Despite a tough industry outlook, Dominion is pushing forward with growth projects. The company will end up spending $209 million in projects this year and has plans to spend an even greater amount in 2016. Most competitors seem to disagree with Dominion’s rosy outlook. Industry giant De Beers SA announced that it will cut diamond production by 10% this year and will cut a similar amount next year. Dominion, however, still believes its contrarian stance will pay off.
Will demand rise?
Underpinning Dominion’s bullish outlook is its expectation that demand will grow. While total consumer spending on diamonds was $25 billion in 2013, the company believes this will grow to $31 billion by 2018.
So far, this projection looks overly optimistic.
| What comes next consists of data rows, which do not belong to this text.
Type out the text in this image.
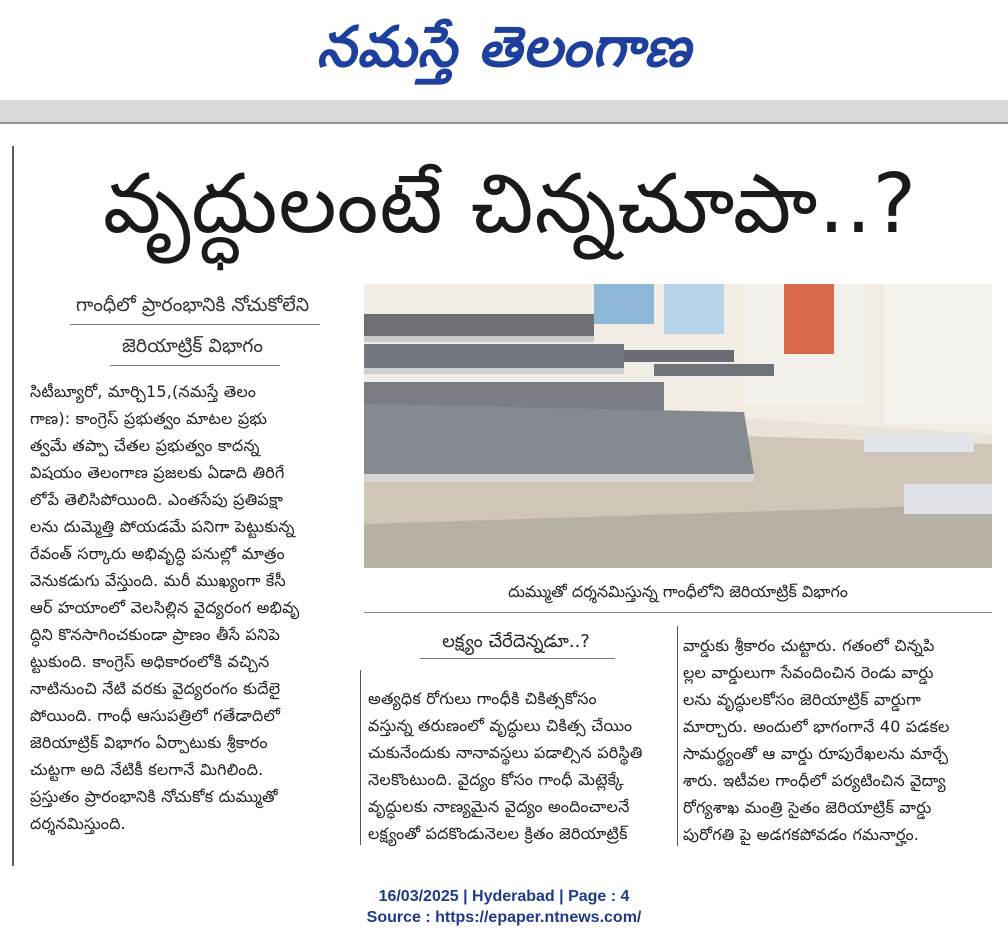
నమస్తే తెలంగాణ
వృద్ధులంటే చిన్నచూపా..?
గాంధీలో ప్రారంభానికి నోచుకోలేని
జెరియాట్రిక్ విభాగం
సిటీబ్యూరో, మార్చి15,(నమస్తే తెలం
గాణ): కాంగ్రెస్ ప్రభుత్వం మాటల ప్రభు
త్వమే తప్పా చేతల ప్రభుత్వం కాదన్న
విషయం తెలంగాణ ప్రజలకు ఏడాది తిరిగే
లోపే తెలిసిపోయింది. ఎంతసేపు ప్రతిపక్షా
లను దుమ్మెత్తి పోయడమే పనిగా పెట్టుకున్న
రేవంత్ సర్కారు అభివృద్ధి పనుల్లో మాత్రం
వెనుకడుగు వేస్తుంది. మరీ ముఖ్యంగా కేసీ
ఆర్ హయాంలో వెలసిల్లిన వైద్యరంగ అభివృ
ద్ధిని కొనసాగించకుండా ప్రాణం తీసే పనిపె
ట్టుకుంది. కాంగ్రెస్ అధికారంలోకి వచ్చిన
నాటినుంచి నేటి వరకు వైద్యరంగం కుదేలై
పోయింది. గాంధీ ఆసుపత్రిలో గతేడాదిలో
జెరియాట్రిక్ విభాగం ఏర్పాటుకు శ్రీకారం
చుట్టగా అది నేటికీ కలగానే మిగిలింది.
ప్రస్తుతం ప్రారంభానికి నోచుకోక దుమ్ముతో
దర్శనమిస్తుంది.
దుమ్ముతో దర్శనమిస్తున్న గాంధీలోని జెరియాట్రిక్ విభాగం
లక్ష్యం చేరేదెన్నడూ..?
అత్యధిక రోగులు గాంధీకి చికిత్సకోసం
వస్తున్న తరుణంలో వృద్ధులు చికిత్స చేయిం
చుకునేందుకు నానావస్థలు పడాల్సిన పరిస్థితి
నెలకొంటుంది. వైద్యం కోసం గాంధీ మెట్లెక్కే
వృద్ధులకు నాణ్యమైన వైద్యం అందించాలనే
లక్ష్యంతో పదకొండునెలల క్రితం జెరియాట్రిక్
వార్డుకు శ్రీకారం చుట్టారు. గతంలో చిన్నపి
ల్లల వార్డులుగా సేవందించిన రెండు వార్డు
లను వృద్ధులకోసం జెరియాట్రిక్ వార్డుగా
మార్చారు. అందులో భాగంగానే 40 పడకల
సామర్థ్యంతో ఆ వార్డు రూపురేఖలను మార్చే
శారు. ఇటీవల గాంధీలో పర్యటించిన వైద్యా
రోగ్యశాఖ మంత్రి సైతం జెరియాట్రిక్ వార్డు
పురోగతి పై అడగకపోవడం గమనార్హం.
16/03/2025 | Hyderabad | Page : 4
Source : https://epaper.ntnews.com/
Chinese demand, the primary source of growth, has been surprisingly underwhelming. As a result, diamond inventories have been piling up, contributing to depressed prices. Without demand growth from China, Dominion is in a tough position.
Management missteps like this are a big part of why investors are calling for changes. For now at least, it appears as if shareholders can expect some relief.
Room for changes
K2 & Associates, the hedge fund that started an activist campaign, revealed that Dominion’s independent directors have agreed to meet the first week of January. One major source of discussion should be the firm’s massive cash pile. The miner has amassed net cash of $284 million, which is equal to about 40% of its market capitalization.
While management wants to continue pouring this into growth projects, these funds are perhaps better used for a massive share buyback. Not only would this help support the stock price, but it would also provide current investors an additional reason to hold the stock. Cash flows from impending projects aren’t expected to flow until mid-2016. If the company’s’ directors agree, this could help sustain the recent pop until cash flows grow or an acquirer is found.